A new day for juvenile justice reform in New York may finally be at hand.

A unique campaign of law enforcement officials, faith leaders and civil rights advocates has emerged to advocate on behalf of our young people. It’s called “Raise the Age,” and it seeks a long-overdue reform in Albany: raising the minimum age of criminal responsibility so that all children who are charged with a crime are treated as children, rather than thrown into the one-size-fits-all adult system.

New York is currently the only state other than North Carolina that still treats all 16- and 17-year olds as adults in criminal justice matters. In 2010 alone, 4,888 16- and 17-year-olds were arrested in Queens, out of a total of nearly 50,000 across New York State. Approximately 73% of those Queens arrests were for misdemeanors. Yet all of them are treated as adults in the eyes of the system, and many of them end up incarcerated in adult jails and prisons, where they end up more likely to re-offend once they get out.

In Queens, we believe that young people who commit a crime need appropriate punishment – whether incarceration or treatment. Adult facilities, however, don’t give enough kids a second chance.

Working at Elmcor Youth & Adult Activities, I saw how important it was to provide youth with services tailored to them. Our programs were designed to have a real impact, and you could see the difference in our kids on a day-to-day basis.
When we make the right connection with a young person, we can turn their life around and put them on a path to become a productive, stable member of the community. That principle holds true in the criminal justice system, too. In fact, recent brain research shows that the young brain doesn’t finish developing until age 25 and is extremely open to change.

In adult prisons, youth are routinely exposed to traumatic sexual and physical violence, and are much more likely to develop depression and become suicidal. For those who make it out, it’s extremely difficult to return to school or get a steady job.

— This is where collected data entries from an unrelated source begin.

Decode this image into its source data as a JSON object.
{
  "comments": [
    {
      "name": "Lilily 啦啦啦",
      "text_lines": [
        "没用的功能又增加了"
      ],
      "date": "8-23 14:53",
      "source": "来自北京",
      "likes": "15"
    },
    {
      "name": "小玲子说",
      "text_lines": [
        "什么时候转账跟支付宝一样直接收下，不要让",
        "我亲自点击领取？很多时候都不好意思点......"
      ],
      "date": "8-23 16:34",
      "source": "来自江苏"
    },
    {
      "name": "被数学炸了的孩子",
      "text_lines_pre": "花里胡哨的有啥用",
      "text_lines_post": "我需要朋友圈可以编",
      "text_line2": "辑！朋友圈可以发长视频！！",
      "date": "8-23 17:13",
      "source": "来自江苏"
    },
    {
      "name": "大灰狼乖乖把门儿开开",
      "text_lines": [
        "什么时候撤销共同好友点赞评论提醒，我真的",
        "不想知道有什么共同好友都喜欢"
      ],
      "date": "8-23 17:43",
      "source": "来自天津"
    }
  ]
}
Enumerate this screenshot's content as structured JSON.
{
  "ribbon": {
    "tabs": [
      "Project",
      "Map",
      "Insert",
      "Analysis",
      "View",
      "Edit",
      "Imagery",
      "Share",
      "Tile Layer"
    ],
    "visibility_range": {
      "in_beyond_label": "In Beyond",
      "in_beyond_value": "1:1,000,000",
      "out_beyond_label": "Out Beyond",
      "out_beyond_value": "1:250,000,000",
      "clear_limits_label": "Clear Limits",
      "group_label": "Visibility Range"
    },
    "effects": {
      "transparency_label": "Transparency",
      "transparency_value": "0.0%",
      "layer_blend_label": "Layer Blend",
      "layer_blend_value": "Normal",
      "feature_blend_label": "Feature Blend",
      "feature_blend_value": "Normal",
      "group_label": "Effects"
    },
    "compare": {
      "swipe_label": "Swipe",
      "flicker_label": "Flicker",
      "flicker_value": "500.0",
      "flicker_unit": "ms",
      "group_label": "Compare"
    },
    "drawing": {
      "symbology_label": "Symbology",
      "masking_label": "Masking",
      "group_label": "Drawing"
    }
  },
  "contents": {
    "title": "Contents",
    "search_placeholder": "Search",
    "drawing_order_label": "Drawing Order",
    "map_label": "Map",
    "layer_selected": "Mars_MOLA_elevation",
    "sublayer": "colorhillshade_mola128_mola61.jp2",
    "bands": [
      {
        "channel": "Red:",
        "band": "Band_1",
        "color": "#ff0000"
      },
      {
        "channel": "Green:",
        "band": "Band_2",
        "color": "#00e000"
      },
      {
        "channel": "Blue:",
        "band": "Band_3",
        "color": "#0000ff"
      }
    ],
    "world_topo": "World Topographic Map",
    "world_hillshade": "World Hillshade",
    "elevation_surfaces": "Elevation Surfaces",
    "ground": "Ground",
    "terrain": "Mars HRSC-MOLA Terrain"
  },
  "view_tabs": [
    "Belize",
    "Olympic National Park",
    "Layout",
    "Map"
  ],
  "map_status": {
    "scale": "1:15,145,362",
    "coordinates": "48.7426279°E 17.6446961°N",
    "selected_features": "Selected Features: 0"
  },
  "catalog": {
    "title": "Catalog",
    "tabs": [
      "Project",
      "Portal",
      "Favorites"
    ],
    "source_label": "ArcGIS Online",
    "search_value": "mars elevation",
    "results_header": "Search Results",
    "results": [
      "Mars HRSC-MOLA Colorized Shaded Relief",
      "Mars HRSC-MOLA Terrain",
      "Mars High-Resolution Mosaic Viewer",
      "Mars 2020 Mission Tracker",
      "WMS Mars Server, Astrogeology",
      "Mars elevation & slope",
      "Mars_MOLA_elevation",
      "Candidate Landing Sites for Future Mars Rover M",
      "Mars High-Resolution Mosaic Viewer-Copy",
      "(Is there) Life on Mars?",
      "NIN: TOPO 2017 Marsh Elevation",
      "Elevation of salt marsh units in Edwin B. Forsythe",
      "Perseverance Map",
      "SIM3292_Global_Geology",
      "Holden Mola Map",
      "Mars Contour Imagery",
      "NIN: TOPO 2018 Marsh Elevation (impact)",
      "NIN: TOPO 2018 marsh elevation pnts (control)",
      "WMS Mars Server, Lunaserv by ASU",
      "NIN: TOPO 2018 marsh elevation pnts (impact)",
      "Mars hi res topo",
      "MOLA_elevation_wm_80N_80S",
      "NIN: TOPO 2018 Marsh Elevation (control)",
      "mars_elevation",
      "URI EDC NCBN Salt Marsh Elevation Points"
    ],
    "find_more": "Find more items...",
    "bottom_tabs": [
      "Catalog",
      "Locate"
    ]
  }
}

Rather than being tough on crime, putting youth in adult prisons is just dumb on crime. National studies show that when young offenders serve their sentences in adult facilities they are 34% more likely to be rearrested than those in juvenile facilities.

I’ve believed we should raise the age for some time, and now, given the Governor’s successes with juvenile justice reform, I feel the moment is right to move forward. We need to hold our young people accountable while offering them concrete opportunities for rehabilitation to become functional, employable and stable members of our communities.

Raising the Age will benefit our youth, reduce crime and recidivism, and make Queens and all the communities in our state safer for people of all ages and races. I hope the Governor and my fellow legislators will join me in making this a reality.